A. Parents should have their children ready and at the pick-up site 5 minutes before the bus is due. Tight scheduling does not permit bus operators to wait for your child, nor can they blow the horn because this disturbs others.
Q. When does the responsible adult need to be at the bus stop to meet the student in the p.m.?
A. The responsible adult needs to be at the bus stop 20 minutes prior to the scheduled drop-off time. Tight scheduling does not permit bus operators to wait for an adult to arrive.
Q. Can a student be discharged at home without an adult being present?
A. If the child is capable of taking care of himself/herself, this might be considered based on a number of other factors (age, handicapping condition, length of time alone, etc.). Such decisions will be made by administrators on a case-by-case basis. Please be aware that pursuant to Maryland regulation, students under the age of 8 may not be left home alone unless under the care of a “reliable” person who is over the age of 13.
Q. If the child is late getting to the bus stop, can the bus be returned to pick up the student?
A. No. Obligations to other riders and schedules prohibit buses from doubling back for one student. Parents should transport the student to school as soon as possible in order to take part in all scheduled classes.
Q. What are the bus operator’s responsibilities?
A. To operate the bus safely, assume responsibility for behavior and discipline, and maintain an efficient schedule.
Q. What are the duties of the bus attendant on the bus?

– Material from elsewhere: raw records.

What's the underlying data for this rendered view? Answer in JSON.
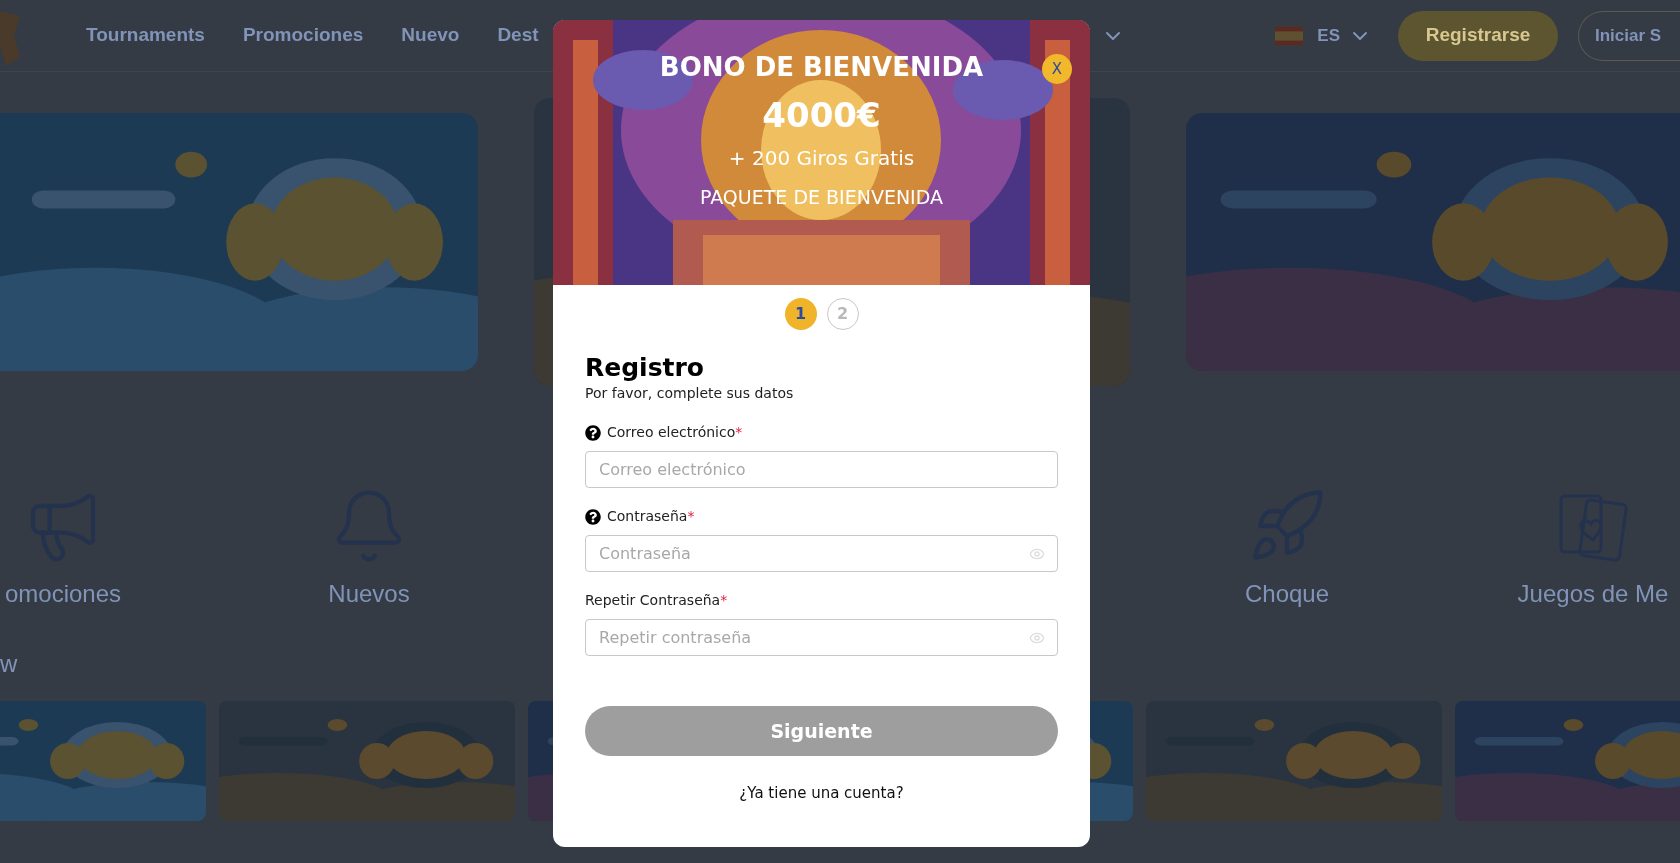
{
  "nav": {
    "items": [
      "Tournaments",
      "Promociones",
      "Nuevo",
      "Dest"
    ],
    "language": "ES",
    "register": "Registrarse",
    "login": "Iniciar S"
  },
  "categories": [
    {
      "label": "omociones"
    },
    {
      "label": "Nuevos"
    },
    {
      "label": "Choque"
    },
    {
      "label": "Juegos de Me"
    }
  ],
  "section_title": "w",
  "modal": {
    "close": "X",
    "bonus_title": "BONO DE BIENVENIDA",
    "amount": "4000€",
    "spins": "+ 200 Giros Gratis",
    "package": "PAQUETE DE BIENVENIDA",
    "steps": [
      {
        "label": "1",
        "selected": true
      },
      {
        "label": "2",
        "selected": false
      }
    ],
    "title": "Registro",
    "subtitle": "Por favor, complete sus datos",
    "fields": [
      {
        "label": "Correo electrónico",
        "required_mark": "*",
        "help": true,
        "placeholder": "Correo electrónico",
        "password": false
      },
      {
        "label": "Contraseña",
        "required_mark": "*",
        "help": true,
        "placeholder": "Contraseña",
        "password": true
      },
      {
        "label": "Repetir Contraseña",
        "required_mark": "*",
        "help": false,
        "placeholder": "Repetir contraseña",
        "password": true
      }
    ],
    "submit": {
      "label": "Siguiente",
      "disabled": true
    },
    "login_prompt": "¿Ya tiene una cuenta?"
  }
}
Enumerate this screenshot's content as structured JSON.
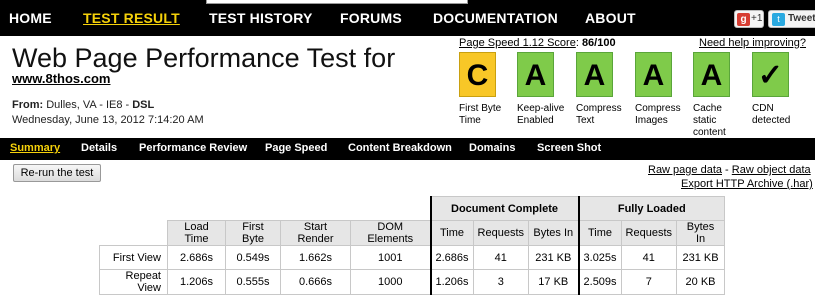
{
  "nav": {
    "items": [
      "HOME",
      "TEST RESULT",
      "TEST HISTORY",
      "FORUMS",
      "DOCUMENTATION",
      "ABOUT"
    ],
    "active": "TEST RESULT",
    "gplus_label": "+1",
    "tweet_label": "Tweet"
  },
  "header": {
    "title": "Web Page Performance Test for",
    "site": "www.8thos.com",
    "from_label": "From:",
    "from_value": "Dulles, VA - IE8 - ",
    "connection": "DSL",
    "date": "Wednesday, June 13, 2012 7:14:20 AM"
  },
  "pagespeed": {
    "label": "Page Speed 1.12 Score",
    "score": "86/100",
    "help": "Need help improving?"
  },
  "grades": [
    {
      "grade": "C",
      "label": "First Byte Time",
      "color": "#f8c727"
    },
    {
      "grade": "A",
      "label": "Keep-alive Enabled",
      "color": "#7fcb4a"
    },
    {
      "grade": "A",
      "label": "Compress Text",
      "color": "#7fcb4a"
    },
    {
      "grade": "A",
      "label": "Compress Images",
      "color": "#7fcb4a"
    },
    {
      "grade": "A",
      "label": "Cache static content",
      "color": "#7fcb4a"
    },
    {
      "grade": "✓",
      "label": "CDN detected",
      "color": "#7fcb4a"
    }
  ],
  "tabs": [
    "Summary",
    "Details",
    "Performance Review",
    "Page Speed",
    "Content Breakdown",
    "Domains",
    "Screen Shot"
  ],
  "actions": {
    "rerun": "Re-run the test",
    "raw_page": "Raw page data",
    "sep": " - ",
    "raw_object": "Raw object data",
    "export": "Export HTTP Archive (.har)"
  },
  "table": {
    "groups": {
      "doc": "Document Complete",
      "full": "Fully Loaded"
    },
    "headers": [
      "Load Time",
      "First Byte",
      "Start Render",
      "DOM Elements",
      "Time",
      "Requests",
      "Bytes In",
      "Time",
      "Requests",
      "Bytes In"
    ],
    "rows": [
      {
        "label": "First View",
        "cells": [
          "2.686s",
          "0.549s",
          "1.662s",
          "1001",
          "2.686s",
          "41",
          "231 KB",
          "3.025s",
          "41",
          "231 KB"
        ]
      },
      {
        "label": "Repeat View",
        "cells": [
          "1.206s",
          "0.555s",
          "0.666s",
          "1000",
          "1.206s",
          "3",
          "17 KB",
          "2.509s",
          "7",
          "20 KB"
        ]
      }
    ]
  }
}
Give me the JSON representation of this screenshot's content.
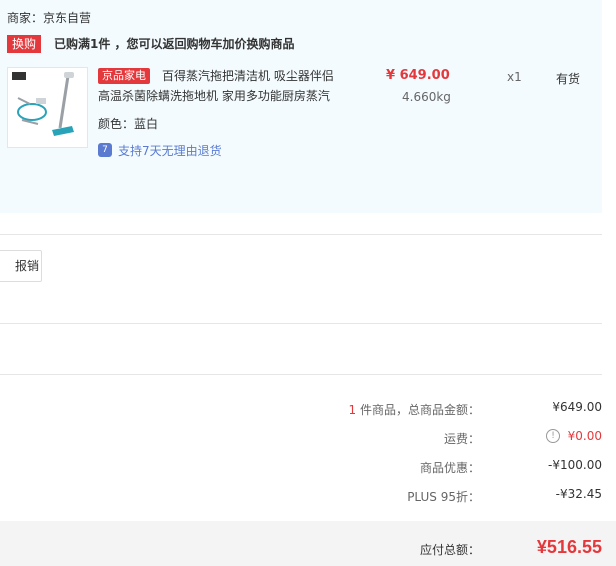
{
  "seller": {
    "text": "商家：京东自营"
  },
  "promo": {
    "tag": "换购",
    "text": "已购满1件 ，您可以返回购物车加价换购商品"
  },
  "item": {
    "thumb_icon": "steam-mop-product-image",
    "badge": "京品家电",
    "title_line1": "百得蒸汽拖把清洁机 吸尘器伴侣",
    "title_line2": "高温杀菌除螨洗拖地机 家用多功能厨房蒸汽",
    "price": "¥ 649.00",
    "weight": "4.660kg",
    "qty": "x1",
    "stock": "有货",
    "color": "颜色：蓝白",
    "return_icon": "7",
    "return_text": "支持7天无理由退货"
  },
  "expense": {
    "button_label": "报销"
  },
  "summary": {
    "count_num": "1",
    "count_label": " 件商品，总商品金额：",
    "goods_total": "¥649.00",
    "fee_label": "运费：",
    "fee_icon": "!",
    "fee_val": "¥0.00",
    "discount_label": "商品优惠：",
    "discount_val": "-¥100.00",
    "plus_label": "PLUS 95折：",
    "plus_val": "-¥32.45",
    "total_label": "应付总额：",
    "total_val": "¥516.55"
  },
  "colors": {
    "accent": "#e4393c",
    "link": "#5a7bd0",
    "panel": "#f3fbfe"
  }
}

A. To ensure the safety and comfort of students and see that wheelchairs, safety vests, etc., are secure. The bus attendant ensures that students stay in their seats while the bus is in motion, and assists them to board or exit the bus at school or at their drop-off.
Q. Can the bus attendant come to the door to pick up and drop off a student?
A. No. The bus attendant is permitted to assist students only in the immediate area of the bus, and not beyond the curb.
Q. Is there a bus attendant on every bus?
A. No. When students enter special education programs, needs are assessed and bus attendants are assigned accordingly. Generally, buses that transport emotionally impaired, profoundly and severely handicapped, and preacademic/early childhood students have bus attendants.
Q. Can a bus operator or bus attendant deliver medicine to school for the student?
A. No. Both the Board of Education and the Montgomery County Health Department have a policy that requires parents/guardians to bring any medications to school. This cannot be violated.
Q. How will discipline problems be handled?
A. Both bus operators and attendants are trained to handle most disciplinary problems. A School Bus Operator Disciplinary Report will be submitted to the principal if there is persistent, disruptive, or unsafe behavior. This could result in a detention, bus suspension, denial of transportation, or the implementation of a behavior modification plan. In some cases, there may be an IEP team meeting to determine what actions are appropriate to address the problem.
Q. If a student cannot conform to bus rules, what type of transportation will be provided?
A. Alternative means may be necessary for those students whose disruptive behavior creates an unsafe condition for other children, the bus operator and attendant, and the motoring public. It is not safe to transport physically aggressive children on buses. Safety will be a primary factor in all decisions.